Some usual calculations of the Bohr's radius (see 2.5 at Feynman's here, or this text here) starts by defining a radius $a$ ( most probable radius ? average radius ? ). Next, from Heisenberg's uncertainty principle:
$$\Delta p \Delta a \ge h/2$$
it is said:
$$p = h/a$$.
where $p$ is the electron momentum.
Remainder of the calculation is expression of the total electron energy and minimization.
This step from uncertainty to momentum is confusing to me: we pass from inequality to equality, from margins ($\Delta$) to concrete values of $p$ and $a$.

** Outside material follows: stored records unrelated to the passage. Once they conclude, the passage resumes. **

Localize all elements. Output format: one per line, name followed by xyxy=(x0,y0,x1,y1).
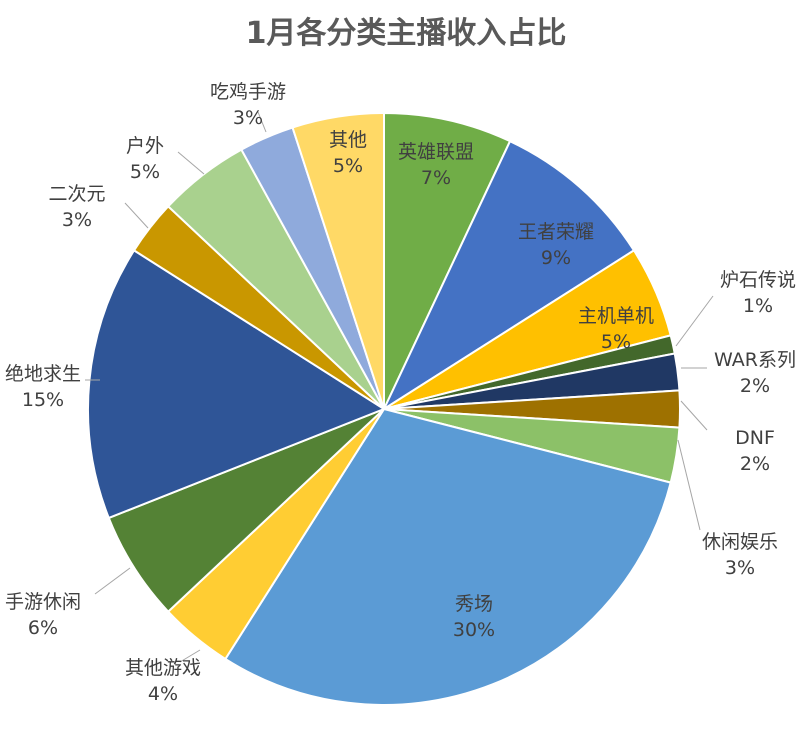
leader-line xyxy=(680,400,708,431)
slice-label: 其他 xyxy=(329,129,367,151)
slice-label: 户外 xyxy=(126,135,164,157)
slice-percent-label: 7% xyxy=(421,167,451,189)
slice-percent-label: 5% xyxy=(601,331,631,353)
slice-percent-label: 3% xyxy=(62,209,92,231)
slice-label: 手游休闲 xyxy=(5,591,81,613)
leader-line xyxy=(257,111,267,133)
slice-percent-label: 3% xyxy=(725,557,755,579)
leader-line xyxy=(177,151,205,175)
slice-percent-label: 9% xyxy=(541,247,571,269)
pie-slice xyxy=(224,407,672,706)
slice-label: 主机单机 xyxy=(578,305,654,327)
slice-label: 其他游戏 xyxy=(125,657,201,679)
pie-slice xyxy=(291,111,385,410)
slice-percent-label: 5% xyxy=(130,161,160,183)
slice-percent-label: 5% xyxy=(333,155,363,177)
slice-percent-label: 6% xyxy=(28,617,58,639)
chart-title: 1月各分类主播收入占比 xyxy=(245,16,567,51)
pie-slice xyxy=(381,139,636,412)
leader-line xyxy=(179,649,201,663)
leader-line xyxy=(124,202,149,229)
slice-label: 休闲娱乐 xyxy=(702,531,778,553)
slice-percent-label: 2% xyxy=(740,375,770,397)
leader-line xyxy=(675,295,714,347)
slice-label: 秀场 xyxy=(455,593,493,615)
slice-label: 绝地求生 xyxy=(5,363,81,385)
leader-line xyxy=(94,567,131,595)
pie-slice xyxy=(383,111,512,410)
slice-percent-label: 30% xyxy=(453,619,495,641)
slice-label: WAR系列 xyxy=(714,349,796,371)
slice-label: DNF xyxy=(735,427,775,449)
slice-percent-label: 4% xyxy=(148,683,178,705)
slice-percent-label: 15% xyxy=(22,389,64,411)
slice-label: 英雄联盟 xyxy=(398,141,474,163)
slice-label: 炉石传说 xyxy=(720,269,796,291)
slice-label: 王者荣耀 xyxy=(518,221,594,243)
slice-label: 吃鸡手游 xyxy=(210,81,286,103)
slice-percent-label: 3% xyxy=(233,107,263,129)
slice-percent-label: 1% xyxy=(743,295,773,317)
leader-line xyxy=(677,439,701,531)
slice-percent-label: 2% xyxy=(740,453,770,475)
pie-slice xyxy=(87,249,387,520)
slice-label: 二次元 xyxy=(48,183,105,205)
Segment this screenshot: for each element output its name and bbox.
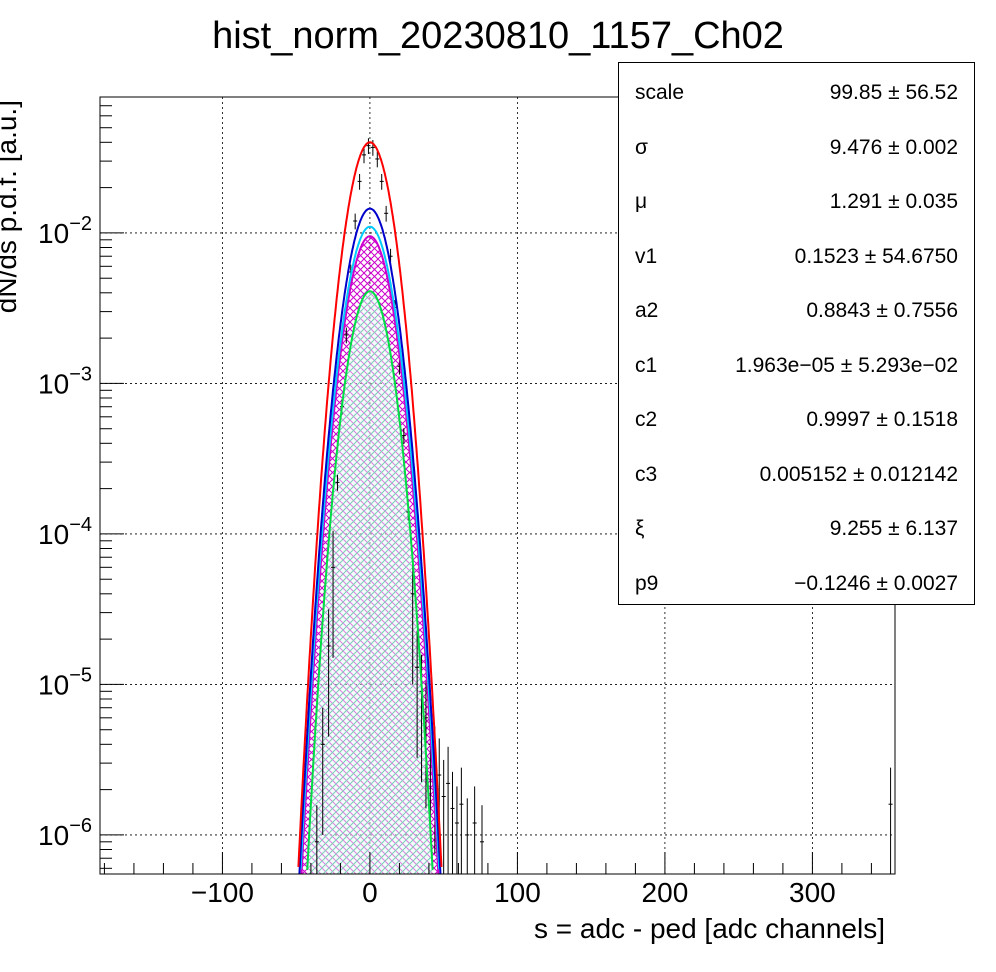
data-point <box>314 805 319 874</box>
fit-curve <box>298 207 442 874</box>
data-point <box>375 151 380 168</box>
stat-value: 0.005152 ± 0.012142 <box>759 462 958 486</box>
fit-curve <box>299 225 441 870</box>
data-point <box>465 798 470 874</box>
data-point <box>366 138 371 155</box>
data-point <box>326 609 331 737</box>
stat-value: 1.291 ± 0.035 <box>829 190 958 213</box>
stat-value: 9.476 ± 0.002 <box>829 135 958 159</box>
axis-ticks <box>100 96 872 874</box>
stat-name: v1 <box>635 244 658 268</box>
stat-row: c2 0.9997 ± 0.1518 <box>619 406 974 436</box>
stat-name: σ <box>635 135 648 159</box>
stat-row: v1 0.1523 ± 54.6750 <box>619 243 974 273</box>
stat-name: ξ <box>635 517 645 540</box>
data-point <box>357 173 362 190</box>
chart-title: hist_norm_20230810_1157_Ch02 <box>212 15 784 57</box>
data-point <box>384 205 389 222</box>
stat-value: 99.85 ± 56.52 <box>829 81 958 104</box>
data-point <box>379 173 384 190</box>
y-tick-label: 10−2 <box>38 213 92 249</box>
data-point <box>454 786 459 874</box>
stat-row: c3 0.005152 ± 0.012142 <box>619 461 974 491</box>
stat-name: scale <box>635 81 685 104</box>
stat-name: μ <box>635 190 648 213</box>
fit-curve <box>300 235 440 874</box>
y-tick-label: 10−5 <box>38 664 92 700</box>
stat-row: μ 1.291 ± 0.035 <box>619 188 974 218</box>
stat-name: c1 <box>635 353 658 377</box>
stat-row: scale 99.85 ± 56.52 <box>619 79 974 109</box>
data-point <box>335 474 340 491</box>
x-tick-label: −100 <box>191 877 254 908</box>
data-point <box>362 147 367 164</box>
data-point <box>441 759 446 874</box>
fit-curve <box>306 290 434 870</box>
data-point <box>331 530 336 658</box>
stat-row: ξ 9.255 ± 6.137 <box>619 515 974 545</box>
data-point <box>446 746 451 874</box>
y-tick-label: 10−6 <box>38 815 92 851</box>
data-point <box>320 707 325 835</box>
x-tick-label: 200 <box>642 877 689 908</box>
data-point <box>353 213 358 230</box>
fit-curve <box>297 141 443 867</box>
data-point <box>480 805 485 874</box>
stat-value: 9.255 ± 6.137 <box>829 517 958 540</box>
x-axis-label: s = adc - ped [adc channels] <box>534 913 885 944</box>
stat-row: p9 −0.1246 ± 0.0027 <box>619 570 974 600</box>
stat-value: −0.1246 ± 0.0027 <box>794 571 958 595</box>
data-point <box>415 630 420 758</box>
stat-name: c3 <box>635 462 658 486</box>
data-point <box>344 327 349 344</box>
x-tick-label: 300 <box>789 877 836 908</box>
stat-value: 1.963e−05 ± 5.293e−02 <box>735 353 958 377</box>
fit-stats-box: scale 99.85 ± 56.52 σ 9.476 ± 0.002 μ 1.291 ±… <box>618 62 975 605</box>
stat-value: 0.9997 ± 0.1518 <box>806 408 958 431</box>
stat-name: a2 <box>635 299 659 322</box>
stat-value: 0.1523 ± 54.6750 <box>794 244 958 268</box>
fit-curves <box>297 141 443 874</box>
x-tick-label: 100 <box>494 877 541 908</box>
stat-row: σ 9.476 ± 0.002 <box>619 134 974 164</box>
stat-row: a2 0.8843 ± 0.7556 <box>619 297 974 327</box>
data-point <box>401 428 406 444</box>
data-point <box>410 557 415 685</box>
y-tick-label: 10−4 <box>38 514 92 550</box>
data-point <box>888 767 893 874</box>
stat-name: c2 <box>635 408 658 431</box>
x-tick-label: 0 <box>362 877 378 908</box>
data-point <box>450 771 455 874</box>
data-point <box>472 786 477 874</box>
stat-name: p9 <box>635 571 659 595</box>
tick-labels: −100 0 100 200 300 10−6 10−5 10−4 10−3 10−2 <box>38 213 836 908</box>
y-axis-label: dN/ds p.d.f. [a.u.] <box>0 100 22 313</box>
stat-row: c1 1.963e−05 ± 5.293e−02 <box>619 352 974 382</box>
stat-value: 0.8843 ± 0.7556 <box>806 299 958 322</box>
y-tick-label: 10−3 <box>38 363 92 399</box>
data-point <box>459 767 464 874</box>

Any hint to understand this step? Thanks.
Addendum:
This is another similar example, from "Quantum Mechanics", Nouredine Zettili, example 1.6:
Estimate the uncertainty in the position of (a) a neutron moving at $5 \cdot 10^6 m/s$ ... Solution: Using (1.57), we can write the position uncertainty as $$\Delta x = \frac{\hbar}{2 \Delta p} = \frac{\hbar}{2 m v } = ... $$
again, $\Delta p$, an interval, is converted to the absolute value $p=mv$.
If something is in an interval $p \in [p_{min},p_{max}]$ we can say $p=p_{avg}\pm \Delta p$ where $p_{avg}=\frac{p_{max}+p_{min}}{2}$ and $\Delta p=\frac{p_{max}-p_{min}}{2}$, but these texts seems to assume $p_{min}=0$ and $\frac{p_{max}}{2}=mv=\Delta p$ or something similar.
In other words, when in this example we give a known value for the speed, we are fixing the momentum without any indetermination, thus, uncertainly in position should be infinite.